Más adelante en el libro de Éxodo, descubrimos que las acciones de la hija del faraón anticiparon lo que Dios mismo haría. Él vio a los hebreos, oyó sus gritos, tuvo compasión de ellos y envió a alguien para sacarlos de Egipto (2:23–25; 3:7–8). Y Moisés refleja a su hermana Miriam. Se planta a orillas del Nilo para enfrentarse al faraón cuando este se dirige al río y le dice: «Deja ir a mi pueblo» (7:15–16). Podemos encontrar el mismo vocabulario en la historia de la pequeña que negoció la liberación de su hermanito (2:3–4, 7). Si quieres aprender sobre Dios en el Éxodo, fíjate en las mujeres: son las que más se parecen a Él.

Los dilemas éticos de nuestros días no son menos complejos. ¿Contratamos a inmigrantes indocumentados? ¿Les damos educación? ¿Ayudamos a quienes están legalmente en nuestro país a evitar las redadas del ICE porque no confiamos en que los traten según la ley? ¿Votamos por un candidato que se ha comprometido a apoyar la cirugía de reasignación de género para menores sin el consentimiento de los padres? ¿Tomamos una postura sobre las guerras en Gaza e Irán?

¿Votamos por candidatos de cualquiera de los dos grandes partidos cuando ambos se han comprometido a hacer que el aborto sea más accesible? ¿Cumplimos con las regulaciones gubernamentales que nos obligan a ofrecer servicios que van en contra de nuestra conciencia? ¿Nos alineamos con nuestro presidente para condenar al papa?

Debemos desarrollar el discernimiento moral para saber cuándo invocar Éxodo 1 como nuestro modelo y cuándo apoyarnos en Romanos 13, ya sea que las autoridades gobernantes nos exijan desobedecer los mandamientos de Dios o cumplirlos. Distinguir el bien del mal es la necesidad más urgente de nuestra época y de cualquier época.

Pero, como en el principio, debemos buscar al Señor para obtener esta sabiduría y no intentar definirla por nosotros mismos (ni dejar que los líderes gubernamentales la definan por nosotros) siguiendo el espíritu de los tiempos. Las Escrituras son el regalo material más poderoso que tenemos: la autorrevelación de Dios que nos muestra cómo encarnar su carácter en nuestra adoración, en nuestro trabajo y en nuestro testimonio. Repetir un versículo sin leer todo el consejo de Dios puede llevar a una deformación de nuestra ética.

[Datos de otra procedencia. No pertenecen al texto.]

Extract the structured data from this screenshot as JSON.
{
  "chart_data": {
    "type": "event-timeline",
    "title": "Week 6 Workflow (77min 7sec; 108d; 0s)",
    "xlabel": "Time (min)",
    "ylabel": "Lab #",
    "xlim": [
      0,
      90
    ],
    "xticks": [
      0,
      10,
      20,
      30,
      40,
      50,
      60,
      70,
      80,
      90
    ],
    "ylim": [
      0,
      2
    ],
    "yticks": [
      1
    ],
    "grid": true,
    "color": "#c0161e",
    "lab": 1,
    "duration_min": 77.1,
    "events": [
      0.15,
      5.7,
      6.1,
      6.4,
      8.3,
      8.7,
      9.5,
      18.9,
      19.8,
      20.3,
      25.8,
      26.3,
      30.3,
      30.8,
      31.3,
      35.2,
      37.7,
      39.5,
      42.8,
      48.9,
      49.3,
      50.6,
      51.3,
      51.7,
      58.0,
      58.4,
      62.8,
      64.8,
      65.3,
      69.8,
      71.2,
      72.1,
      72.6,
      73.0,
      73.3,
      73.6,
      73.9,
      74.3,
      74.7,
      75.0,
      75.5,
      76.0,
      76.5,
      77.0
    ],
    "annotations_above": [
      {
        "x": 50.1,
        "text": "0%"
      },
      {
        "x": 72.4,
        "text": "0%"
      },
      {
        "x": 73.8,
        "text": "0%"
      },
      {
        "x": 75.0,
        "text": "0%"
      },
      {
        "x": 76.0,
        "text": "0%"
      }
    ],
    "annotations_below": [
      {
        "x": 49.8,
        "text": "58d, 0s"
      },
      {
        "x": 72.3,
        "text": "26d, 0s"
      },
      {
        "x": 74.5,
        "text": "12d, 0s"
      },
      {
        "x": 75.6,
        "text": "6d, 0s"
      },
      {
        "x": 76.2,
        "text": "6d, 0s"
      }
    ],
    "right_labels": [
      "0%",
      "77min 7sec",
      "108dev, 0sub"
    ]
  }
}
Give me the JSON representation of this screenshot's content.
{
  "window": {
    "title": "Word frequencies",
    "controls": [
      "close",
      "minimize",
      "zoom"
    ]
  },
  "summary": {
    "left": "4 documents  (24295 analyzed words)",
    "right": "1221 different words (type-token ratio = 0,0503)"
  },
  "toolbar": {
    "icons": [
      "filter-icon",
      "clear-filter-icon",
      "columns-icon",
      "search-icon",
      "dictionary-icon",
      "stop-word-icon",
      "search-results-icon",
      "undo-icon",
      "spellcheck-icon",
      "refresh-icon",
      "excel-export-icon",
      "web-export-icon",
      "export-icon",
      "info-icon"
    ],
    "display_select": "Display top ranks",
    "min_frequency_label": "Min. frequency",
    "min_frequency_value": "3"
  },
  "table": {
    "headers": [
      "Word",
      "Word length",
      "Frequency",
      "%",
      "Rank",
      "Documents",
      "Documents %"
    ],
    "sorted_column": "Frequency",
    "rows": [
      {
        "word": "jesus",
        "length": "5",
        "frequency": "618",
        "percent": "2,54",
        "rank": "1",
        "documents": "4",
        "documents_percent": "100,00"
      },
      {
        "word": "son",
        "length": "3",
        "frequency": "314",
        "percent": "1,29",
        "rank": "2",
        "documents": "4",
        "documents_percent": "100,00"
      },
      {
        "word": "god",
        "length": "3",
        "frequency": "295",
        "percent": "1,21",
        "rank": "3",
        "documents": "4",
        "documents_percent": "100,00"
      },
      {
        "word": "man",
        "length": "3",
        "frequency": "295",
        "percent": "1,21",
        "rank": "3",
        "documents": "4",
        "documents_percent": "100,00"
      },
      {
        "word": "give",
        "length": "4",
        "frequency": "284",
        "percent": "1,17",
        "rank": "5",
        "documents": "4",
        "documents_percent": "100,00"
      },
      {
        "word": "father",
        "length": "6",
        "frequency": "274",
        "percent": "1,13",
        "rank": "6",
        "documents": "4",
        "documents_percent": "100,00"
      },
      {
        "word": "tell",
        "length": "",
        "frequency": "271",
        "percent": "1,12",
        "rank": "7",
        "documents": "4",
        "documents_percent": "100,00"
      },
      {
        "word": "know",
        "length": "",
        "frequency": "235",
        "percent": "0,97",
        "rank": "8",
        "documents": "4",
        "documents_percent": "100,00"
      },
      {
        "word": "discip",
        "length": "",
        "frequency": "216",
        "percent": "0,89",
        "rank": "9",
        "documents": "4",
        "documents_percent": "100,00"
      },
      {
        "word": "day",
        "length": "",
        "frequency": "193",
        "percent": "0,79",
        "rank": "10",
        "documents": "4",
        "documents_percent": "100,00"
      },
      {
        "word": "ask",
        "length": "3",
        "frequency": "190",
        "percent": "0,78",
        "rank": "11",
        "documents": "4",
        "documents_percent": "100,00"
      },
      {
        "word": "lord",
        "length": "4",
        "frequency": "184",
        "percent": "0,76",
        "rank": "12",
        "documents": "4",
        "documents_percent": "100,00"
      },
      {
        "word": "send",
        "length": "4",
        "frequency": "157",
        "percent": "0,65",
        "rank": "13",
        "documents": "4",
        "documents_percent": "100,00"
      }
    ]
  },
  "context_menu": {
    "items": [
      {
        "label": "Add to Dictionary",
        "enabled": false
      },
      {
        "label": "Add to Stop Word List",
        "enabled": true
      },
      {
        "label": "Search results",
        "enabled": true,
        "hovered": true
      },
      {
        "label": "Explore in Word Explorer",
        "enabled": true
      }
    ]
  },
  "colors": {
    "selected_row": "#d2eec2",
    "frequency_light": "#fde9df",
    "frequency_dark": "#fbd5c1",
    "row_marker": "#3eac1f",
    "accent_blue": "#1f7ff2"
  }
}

Lamentablemente, nuestro conocimiento colectivo de las Escrituras se ha debilitado. Nos hemos fijado en recuerdos vagos de la escuela dominical o en pasajes aislados que parecen relevantes para el momento actual. Nos hemos dejado llevar por líderes que citan versículos bíblicos para justificar sus acciones. Pero hemos perdido el discernimiento moral que surge de ver el panorama general y comprender cómo las historias deben encajar entre sí.

Hoy necesitamos el valor de las parteras, que temían a Dios más que al rey y sabían que lo que el faraón pedía era totalmente inmoral. Necesitamos desesperadamente una visión renovada de las Escrituras y un compromiso renovado para participar en una labor que honre el carácter y la misión de Dios, sin importar lo que cueste.

Carmen Joy Imes es profesora asociada de Antiguo Testamento en la Universidad de Biola y escritora. Su último libro es Becoming God’s Family: Why the Church Still Matters.